Прыг-скок с пригорка на пригорок, шмыг в низину, под разрушенный мосток; опять на железнодорожную насыпь, по искореженным шпалам ноги несут. Худенькая, как девочка-подросток в неказистом и вылиняло-голубоватом платьице, среднерусская местность, не то поля, не то болота, не то кустарниковые заросли в просверках воды, воронка в воронке, – сколькими ж кровями ты здесь полита для того, чтобы снова свободной стать! Целых девять месяцев здесь фронт гудел. Так что идти с рожью за плечами много легче, чем проползти на животе под градом пуль.
Там, где были нетронуты натянутые провода на столбах, они тревожно гудели над головой. Чибис откуда-то взялся – летал зигзагами, кружил, кричал пронзительно-резко: «Чьи вы? Чьи вы? Чьи вы?».
IX
И Анна, главная Машина сиделка и душеспасительница, или, верней, успокоительница, точно знала, чувствовала, что Маша уж не вытянет – умрет, и Маша сама. Заведомо определенно. Все ясно знали это, но полускрывая как бы от себя или попросту не думая (стараясь не думать) о том, потому как Маша была еще живой человек, только прикованный болезнью к постели, и грех, наверное, было уже думать о ней, как о мертвой, несуществующей, какой она станет скоро, в ближайшие дни. Все-то понимали, что был еще тяжелый период такой – даже в городе еще не наладилось медицинское обслуживание мало-помалу вылезавшего из щелей и собиравшегося сюда, на руины, населения: еще не было ни клиник, ни больниц, ни госпиталей, ни даже врачей; так что, если кого зацепило и не убило бомбой, снарядом или пулей, и кто вследствие ранения либо продолжительного голодания стал неизлечимо болен, тому приходилось неизбежно умирать самому, умирать порой медленно, мучительно. Конец был известный.
Наследие войны рядом с людьми жило, ходило и терлось о них, и осаживало их бесцеремонно время от времени: «Стоп-стоп-стоп! Подожди-ка, тормози; становись на перекличку – ты и ты! Вот сюда, мил-человек, шагни».

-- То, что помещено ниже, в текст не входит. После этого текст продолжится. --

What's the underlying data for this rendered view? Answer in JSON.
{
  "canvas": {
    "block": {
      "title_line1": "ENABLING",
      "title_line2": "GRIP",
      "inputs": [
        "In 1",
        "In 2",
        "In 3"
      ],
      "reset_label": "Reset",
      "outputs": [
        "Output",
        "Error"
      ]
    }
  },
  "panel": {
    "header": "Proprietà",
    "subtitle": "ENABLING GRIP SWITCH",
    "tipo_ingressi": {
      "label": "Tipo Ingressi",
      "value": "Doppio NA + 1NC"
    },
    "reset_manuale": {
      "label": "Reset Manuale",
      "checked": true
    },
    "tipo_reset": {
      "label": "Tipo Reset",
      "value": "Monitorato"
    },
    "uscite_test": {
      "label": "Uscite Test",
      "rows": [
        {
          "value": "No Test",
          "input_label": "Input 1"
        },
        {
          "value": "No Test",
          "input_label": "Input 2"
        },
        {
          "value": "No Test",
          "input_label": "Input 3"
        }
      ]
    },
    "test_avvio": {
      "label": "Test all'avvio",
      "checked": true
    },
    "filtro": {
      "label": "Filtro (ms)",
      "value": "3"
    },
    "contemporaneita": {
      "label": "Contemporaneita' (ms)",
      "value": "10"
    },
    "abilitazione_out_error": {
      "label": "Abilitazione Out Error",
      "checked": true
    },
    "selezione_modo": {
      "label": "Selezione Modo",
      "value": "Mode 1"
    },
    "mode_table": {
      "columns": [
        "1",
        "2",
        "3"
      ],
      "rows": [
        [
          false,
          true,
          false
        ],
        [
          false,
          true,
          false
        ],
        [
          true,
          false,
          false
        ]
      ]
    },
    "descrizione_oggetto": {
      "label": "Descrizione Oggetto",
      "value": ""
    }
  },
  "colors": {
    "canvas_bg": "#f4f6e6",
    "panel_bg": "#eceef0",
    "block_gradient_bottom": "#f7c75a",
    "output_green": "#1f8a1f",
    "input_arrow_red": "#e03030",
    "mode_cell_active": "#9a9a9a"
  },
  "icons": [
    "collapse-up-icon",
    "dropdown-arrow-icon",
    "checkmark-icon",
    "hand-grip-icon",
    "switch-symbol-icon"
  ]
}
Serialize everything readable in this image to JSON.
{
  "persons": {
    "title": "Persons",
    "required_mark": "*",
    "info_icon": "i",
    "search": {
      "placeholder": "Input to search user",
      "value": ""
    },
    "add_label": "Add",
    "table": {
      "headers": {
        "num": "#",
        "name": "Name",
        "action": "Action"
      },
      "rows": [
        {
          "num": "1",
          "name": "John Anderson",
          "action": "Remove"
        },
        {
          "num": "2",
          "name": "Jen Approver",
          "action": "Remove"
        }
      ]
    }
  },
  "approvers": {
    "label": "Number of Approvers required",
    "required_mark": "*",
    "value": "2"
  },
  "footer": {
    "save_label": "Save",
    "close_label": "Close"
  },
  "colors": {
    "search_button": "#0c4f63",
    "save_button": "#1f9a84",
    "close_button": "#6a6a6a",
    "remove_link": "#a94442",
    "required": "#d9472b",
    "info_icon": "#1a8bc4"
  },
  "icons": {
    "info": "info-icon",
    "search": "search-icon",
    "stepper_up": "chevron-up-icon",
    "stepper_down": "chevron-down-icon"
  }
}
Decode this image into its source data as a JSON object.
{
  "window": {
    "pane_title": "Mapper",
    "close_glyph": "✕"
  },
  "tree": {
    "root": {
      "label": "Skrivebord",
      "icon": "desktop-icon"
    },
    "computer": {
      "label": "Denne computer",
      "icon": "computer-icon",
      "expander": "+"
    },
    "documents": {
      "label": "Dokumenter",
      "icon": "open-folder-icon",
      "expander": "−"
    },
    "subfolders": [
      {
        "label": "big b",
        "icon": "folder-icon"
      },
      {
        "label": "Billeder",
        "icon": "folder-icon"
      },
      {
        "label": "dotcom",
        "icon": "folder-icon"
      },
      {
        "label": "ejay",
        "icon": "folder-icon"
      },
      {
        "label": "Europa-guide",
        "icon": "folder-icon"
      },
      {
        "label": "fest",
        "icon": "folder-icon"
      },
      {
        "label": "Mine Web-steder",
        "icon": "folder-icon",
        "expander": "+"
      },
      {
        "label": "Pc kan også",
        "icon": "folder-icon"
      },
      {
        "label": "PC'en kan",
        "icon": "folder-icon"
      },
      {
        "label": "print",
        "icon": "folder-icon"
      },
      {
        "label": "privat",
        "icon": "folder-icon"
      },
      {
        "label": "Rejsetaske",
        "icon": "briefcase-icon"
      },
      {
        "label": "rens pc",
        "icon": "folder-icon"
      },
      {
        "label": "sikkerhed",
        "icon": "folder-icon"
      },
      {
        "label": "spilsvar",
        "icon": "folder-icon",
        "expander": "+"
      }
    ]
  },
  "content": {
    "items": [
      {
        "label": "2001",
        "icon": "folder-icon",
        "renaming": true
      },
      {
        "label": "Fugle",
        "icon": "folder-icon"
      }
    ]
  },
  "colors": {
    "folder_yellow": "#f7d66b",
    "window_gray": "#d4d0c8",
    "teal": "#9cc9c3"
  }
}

Было неразъемно в жизни это изнуряюще-оглушивающее состояние. Да только, к нашему стыду, оно не отложилось полноправно-живописно в послевоенных отечественных повестях; всех больше победное интересует, одни взлеты, так сказать, а такие ненормальные явления, через которые пришлось пройти народу, увы, чаще всего выпадают из поля нашего зрения, либо не оправданно замаскировываются в литературе. Мы боимся чего-то: как бы чего не вышло – не нужно, дескать, писать о тяжелом, безысходном, ворошить прошлое, лучше чем-нибудь позакрутистей поразить читателя; нам не пристало плакаться, коли победили мы. И, по-моему, напрасно. Смерть тоже присутствующий фрагмент нашей жизни, заря угасания; она к каждому живущему приходит рано или поздно – от нее не спрячешься, не заречешься.